Staghorn sumac’s scientific name is Rhus typhina. There is another plant by the name of Toxicodendron vernix, or poison sumac, that is often confused with the edible sumac. Poison sumac produces white berries, as well as a compound called urushiol, which can cause severe skin reactions. Staghorn sumac produces red berries and has no such adverse reactions.
Both of these plants have compound leaves composed of delicate leaflets, but there the similarities end. Poison sumac is a relatively uncommon plant, while staghorn sumac is abundant across the northern and mid U.S. and into Canada.

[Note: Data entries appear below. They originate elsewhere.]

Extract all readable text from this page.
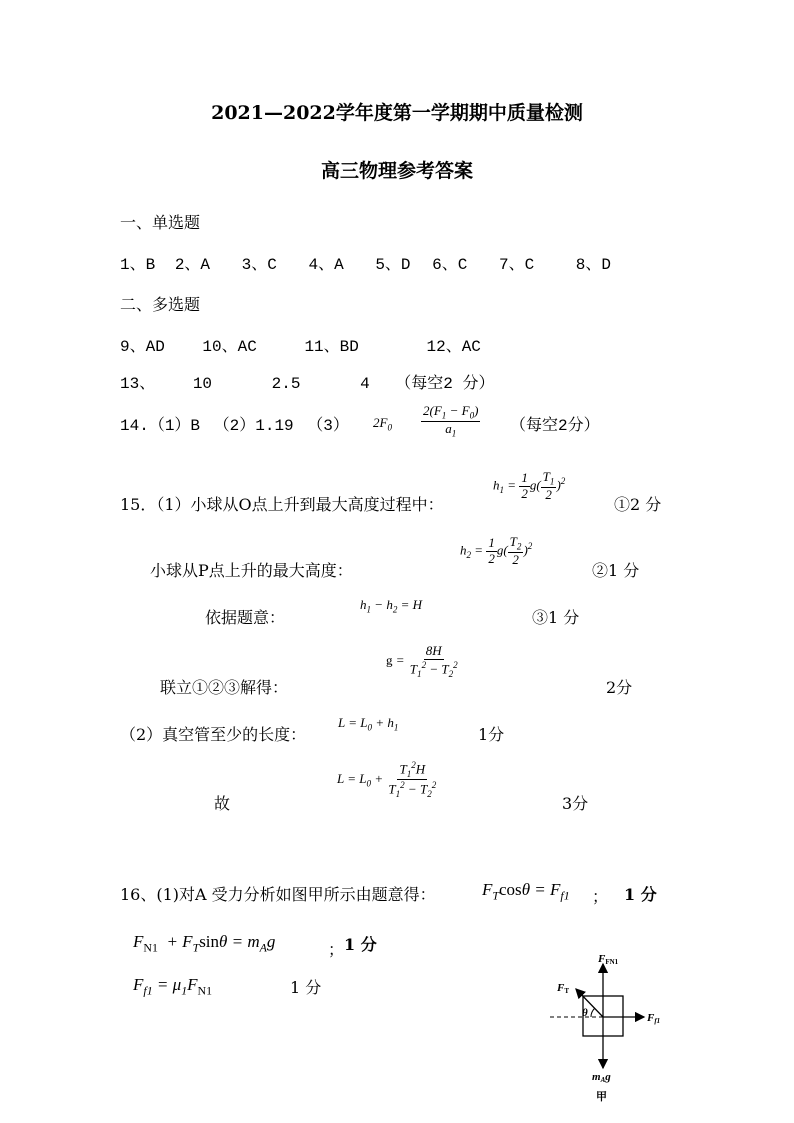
2021—2022学年度第一学期期中质量检测
高三物理参考答案
一、单选题
1、B 2、A 3、C 4、A 5、D 6、C 7、C	8、D
二、多选题
9、AD 10、AC	11、BD	12、AC
13、 10	2.5	4 （每空2 分）
14.（1）B （2）1.19 （3） $2F_0 \frac{2(F_1 - F_0)}{a_1}$ （每空2分）
15．（1）小球从O点上升到最大高度过程中：
$h_1 = \frac{1}{2} g( \frac{T_1}{2} )^2$
①2 分
小球从P点上升的最大高度：
$h_2 = \frac{1}{2} g( \frac{T_2}{2} )^2$
②1 分
依据题意：
$h_1 - h_2 = H$
③1 分
联立①②③解得：
$g = \frac{8H}{T_1^2 - T_2^2}$
2分
（2）真空管至少的长度：
$L = L_0 + h_1$	1分
故
$L = L_0 + \frac{T_1^2H}{T_1^2 - T_2^2}$
3分
16、(1)对A 受力分析如图甲所示由题意得：	$F_T\cos\theta = F_{f1}$ ； 1 分
$F_{N1} + F_T\sin\theta = m_Ag$	； 1 分
$F_{f1} = \mu_1F_{N1}$	1 分
FFN1
FT
θ	Ff1
mAg
甲
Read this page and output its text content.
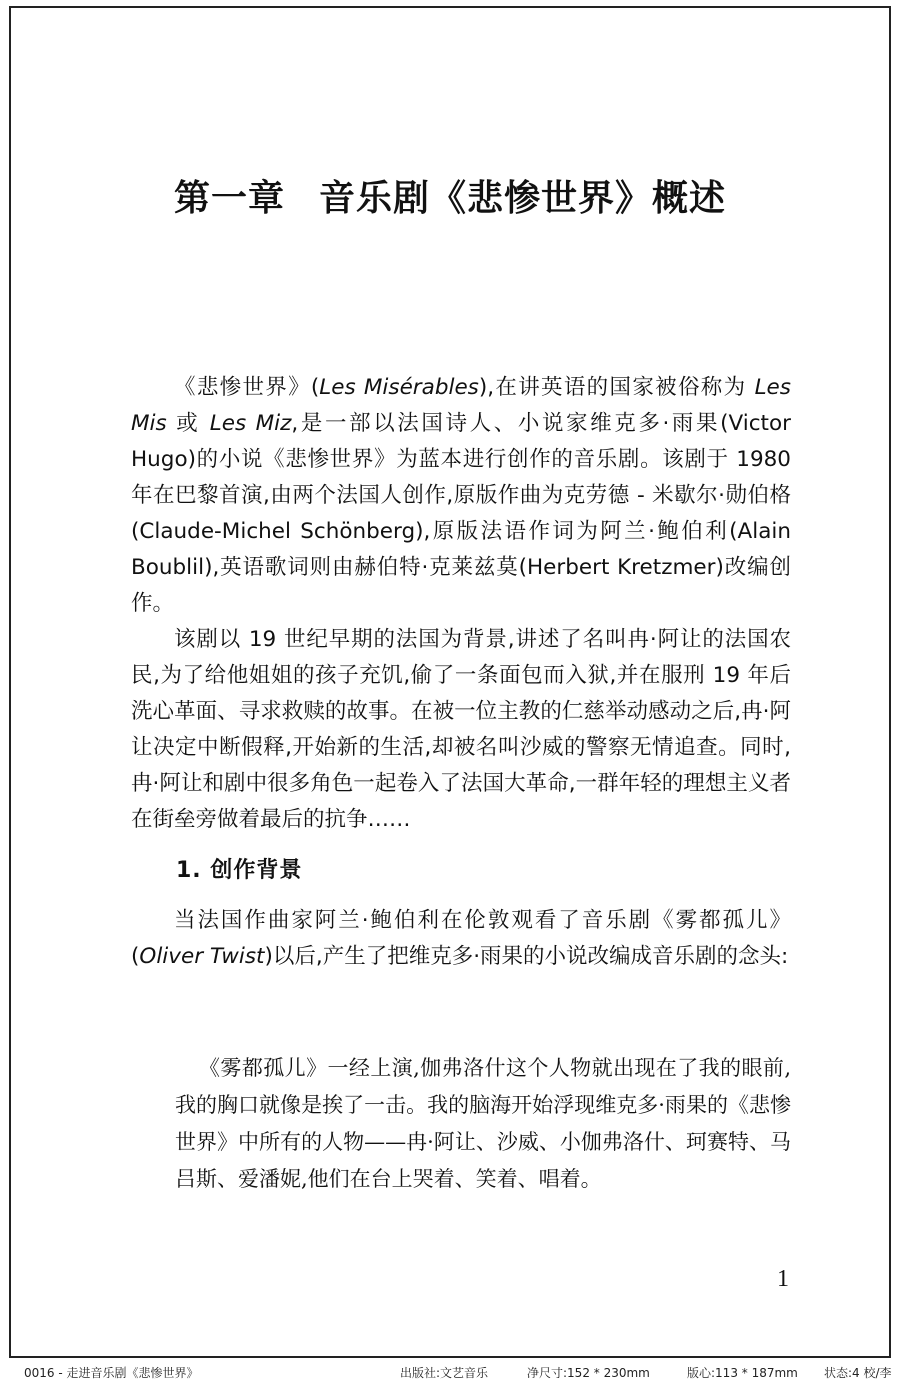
第一章 音乐剧《悲惨世界》概述

《悲惨世界》(Les Misérables),在讲英语的国家被俗称为 Les Mis 或 Les Miz,是一部以法国诗人、小说家维克多·雨果(Victor Hugo)的小说《悲惨世界》为蓝本进行创作的音乐剧。该剧于 1980 年在巴黎首演,由两个法国人创作,原版作曲为克劳德 - 米歇尔·勋伯格(Claude-Michel Schönberg),原版法语作词为阿兰·鲍伯利(Alain Boublil),英语歌词则由赫伯特·克莱兹莫(Herbert Kretzmer)改编创作。

该剧以 19 世纪早期的法国为背景,讲述了名叫冉·阿让的法国农民,为了给他姐姐的孩子充饥,偷了一条面包而入狱,并在服刑 19 年后洗心革面、寻求救赎的故事。在被一位主教的仁慈举动感动之后,冉·阿让决定中断假释,开始新的生活,却被名叫沙威的警察无情追查。同时,冉·阿让和剧中很多角色一起卷入了法国大革命,一群年轻的理想主义者在街垒旁做着最后的抗争……

1. 创作背景

当法国作曲家阿兰·鲍伯利在伦敦观看了音乐剧《雾都孤儿》(Oliver Twist)以后,产生了把维克多·雨果的小说改编成音乐剧的念头:

《雾都孤儿》一经上演,伽弗洛什这个人物就出现在了我的眼前,我的胸口就像是挨了一击。我的脑海开始浮现维克多·雨果的《悲惨世界》中所有的人物——冉·阿让、沙威、小伽弗洛什、珂赛特、马吕斯、爱潘妮,他们在台上哭着、笑着、唱着。

1
0016 - 走进音乐剧《悲惨世界》	出版社:文艺音乐	净尺寸:152 * 230mm	版心:113 * 187mm 状态:4 校/李
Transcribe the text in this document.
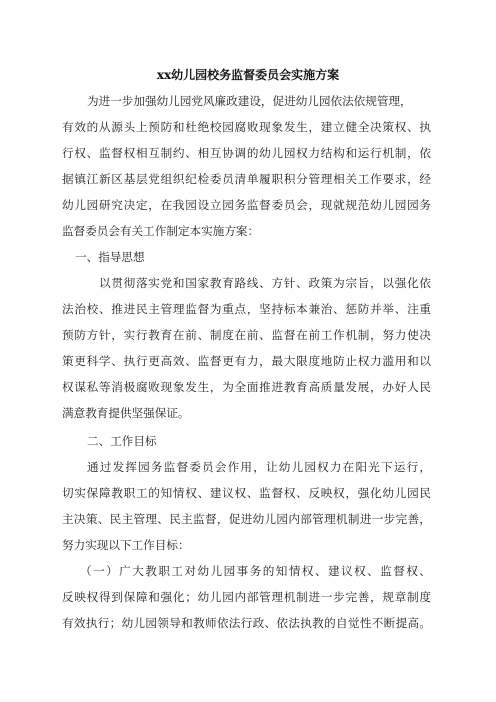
xx幼儿园校务监督委员会实施方案
为进一步加强幼儿园党风廉政建设，促进幼儿园依法依规管理，
有效的从源头上预防和杜绝校园腐败现象发生，建立健全决策权、执
行权、监督权相互制约、相互协调的幼儿园权力结构和运行机制，依
据镇江新区基层党组织纪检委员清单履职积分管理相关工作要求，经
幼儿园研究决定，在我园设立园务监督委员会，现就规范幼儿园园务
监督委员会有关工作制定本实施方案：
一、指导思想
以贯彻落实党和国家教育路线、方针、政策为宗旨，以强化依
法治校、推进民主管理监督为重点，坚持标本兼治、惩防并举、注重
预防方针，实行教育在前、制度在前、监督在前工作机制，努力使决
策更科学、执行更高效、监督更有力，最大限度地防止权力滥用和以
权谋私等消极腐败现象发生，为全面推进教育高质量发展，办好人民
满意教育提供坚强保证。
二、工作目标
通过发挥园务监督委员会作用，让幼儿园权力在阳光下运行，
切实保障教职工的知情权、建议权、监督权、反映权，强化幼儿园民
主决策、民主管理、民主监督，促进幼儿园内部管理机制进一步完善，
努力实现以下工作目标：
（一）广大教职工对幼儿园事务的知情权、建议权、监督权、
反映权得到保障和强化；幼儿园内部管理机制进一步完善，规章制度
有效执行；幼儿园领导和教师依法行政、依法执教的自觉性不断提高。
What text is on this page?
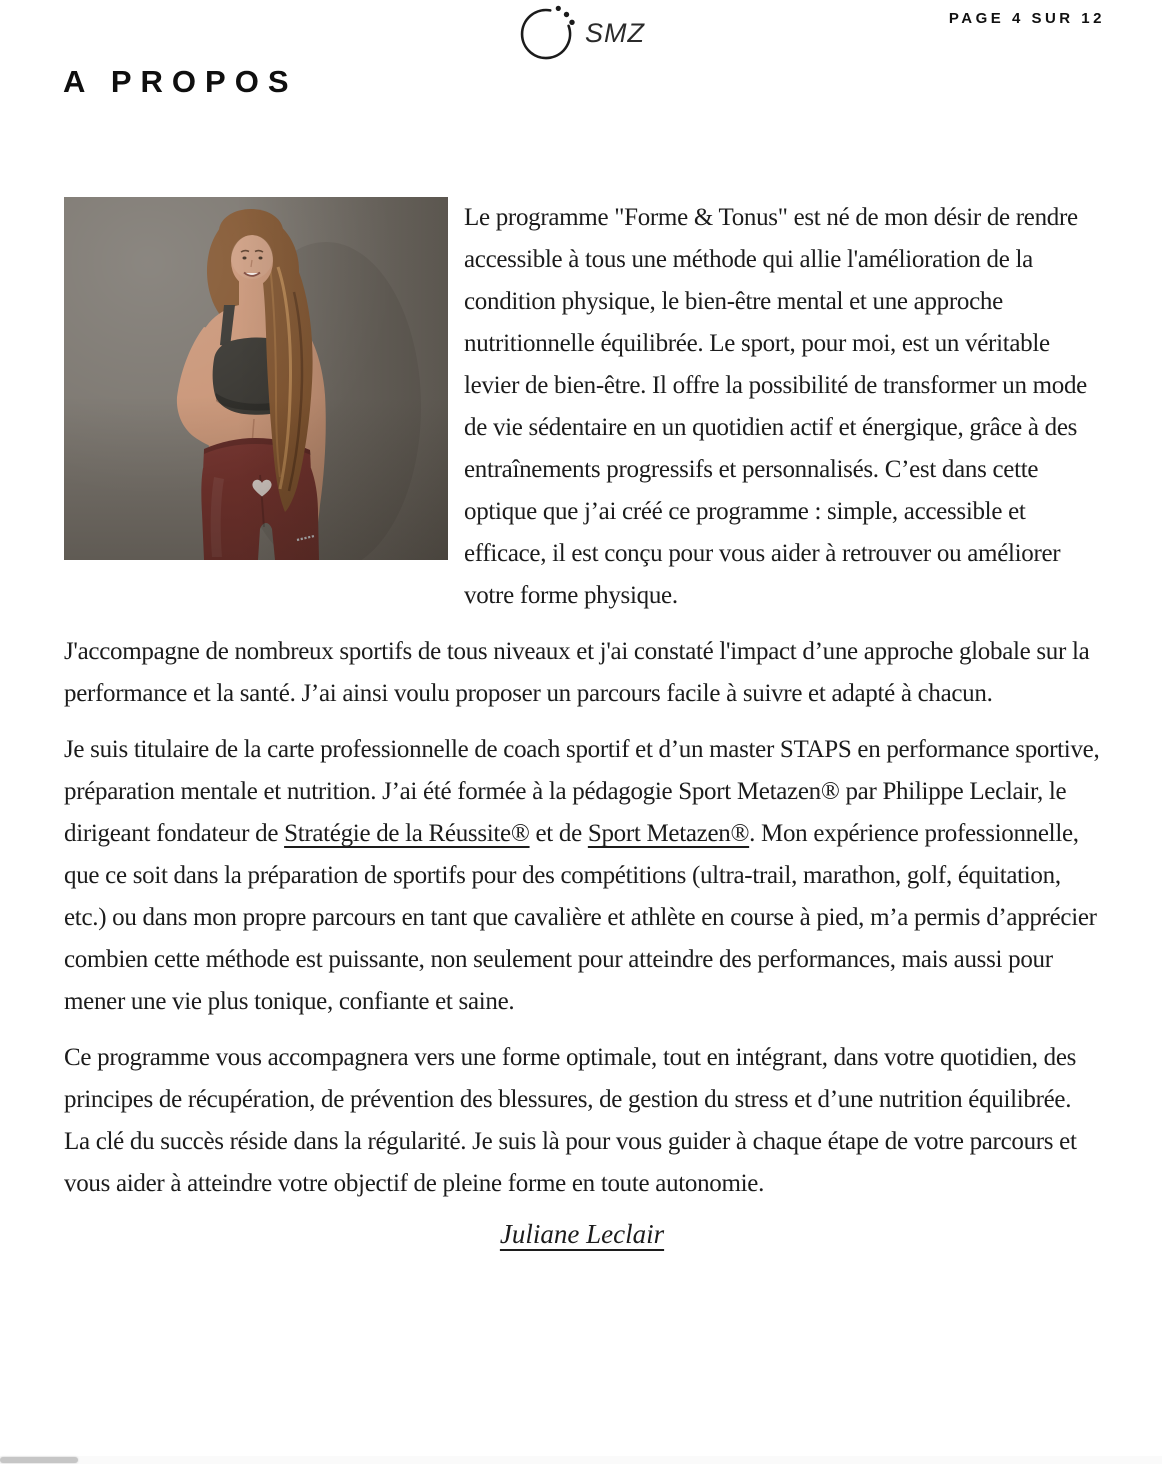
SMZ	PAGE 4 SUR 12
A PROPOS

Le programme "Forme & Tonus" est né de mon désir de rendre accessible à tous une méthode qui allie l'amélioration de la condition physique, le bien-être mental et une approche nutritionnelle équilibrée. Le sport, pour moi, est un véritable levier de bien-être. Il offre la possibilité de transformer un mode de vie sédentaire en un quotidien actif et énergique, grâce à des entraînements progressifs et personnalisés. C’est dans cette optique que j’ai créé ce programme : simple, accessible et efficace, il est conçu pour vous aider à retrouver ou améliorer votre forme physique.

J'accompagne de nombreux sportifs de tous niveaux et j'ai constaté l'impact d’une approche globale sur la performance et la santé. J’ai ainsi voulu proposer un parcours facile à suivre et adapté à chacun.

Je suis titulaire de la carte professionnelle de coach sportif et d’un master STAPS en performance sportive, préparation mentale et nutrition. J’ai été formée à la pédagogie Sport Metazen® par Philippe Leclair, le dirigeant fondateur de Stratégie de la Réussite® et de Sport Metazen®. Mon expérience professionnelle, que ce soit dans la préparation de sportifs pour des compétitions (ultra-trail, marathon, golf, équitation, etc.) ou dans mon propre parcours en tant que cavalière et athlète en course à pied, m’a permis d’apprécier combien cette méthode est puissante, non seulement pour atteindre des performances, mais aussi pour mener une vie plus tonique, confiante et saine.

Ce programme vous accompagnera vers une forme optimale, tout en intégrant, dans votre quotidien, des principes de récupération, de prévention des blessures, de gestion du stress et d’une nutrition équilibrée. La clé du succès réside dans la régularité. Je suis là pour vous guider à chaque étape de votre parcours et vous aider à atteindre votre objectif de pleine forme en toute autonomie.

Juliane Leclair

Staghorn sumac is a member of the cashew family, and is extremely edible and safe to consume unless you have an allergy to cashew nuts. Among the most common staghorn sumac uses is as “sumacade,” a lemony beverage.
Recognizing Edible Sumac
Sumac grows in thickets or solitary. It is a bushy tree that can grow 3 to 33 feet (1 to 10 m) tall. The stems are woody and semi-hairy and adorned with pinnate leaves. Each leaf has 11-31 leaflets that are toothed, green on top, and lighter underneath. The yellowish green flowers are small and not decorative but give way to amazing fruits. They are born in clusters of fuzzy drupes. The ripe fruit is red to brownish-red in color. In addition to humans, birds and small animals feast on the mature fruit.
How to Harvest Sumac
Sumac berries may be eaten raw, but the fuzzy texture can make the experience unpleasant. As a trail snack, pop a few into your mouth and suck out the sweet-tart juice before discarding the pith. For broader uses, knowing when to harvest staghorn sumac will ensure the best tasting berries. To harvest whole clusters, use a sharp knife or pruning shears and cut the cluster from the stem. Make sure the berries are a bright color and taste a few to ensure they have reached peak flavor.
When to Harvest Sumac
Expert foragers say to harvest sumac before it has rained, since it appears that rain washes away some of the intense flavor. Sumac is usually ripe in August before autumn rains and before the tree turns its incredible gold color. Watch for birds and other animals snacking on the berries. This is a good clue they are ripe and ready for picking. Separate the fruits from twigs and leaves before you prepare them for digestion.
Uses For Staghorn Sumac
Traditionally, native people had many uses of staghorn sumac as a medicinal and herbal remedy. Modern foragers make a tea or “ade” from the berries. These can either be cold or hot steeped to harness the flavor. Strain out the solids before consuming the sumacade. Depending on your taste, the mixture can be flavored with honey or sugar. Mulled sumac is steeped with spices like cinnamon and cloves. It is then strained and served hot.
Sumac is also a prominent ingredient in Zatar, a popular Middle Eastern seasoning mixture that features sumac and spices such as sesame and thyme. The exact recipe varies by region, but it is delicious on meats or with olive oil and bread.
Sumac clusters can be stored in a cool, dark location in a paper bag. The fruits will dry a bit but are still usable for tea or sumacade. Sumac berries can also be dried on a wire frame in the sun or a dehydrator. They are then kept whole or crushed for future use over the winter until a new crop arrives at the end of summer.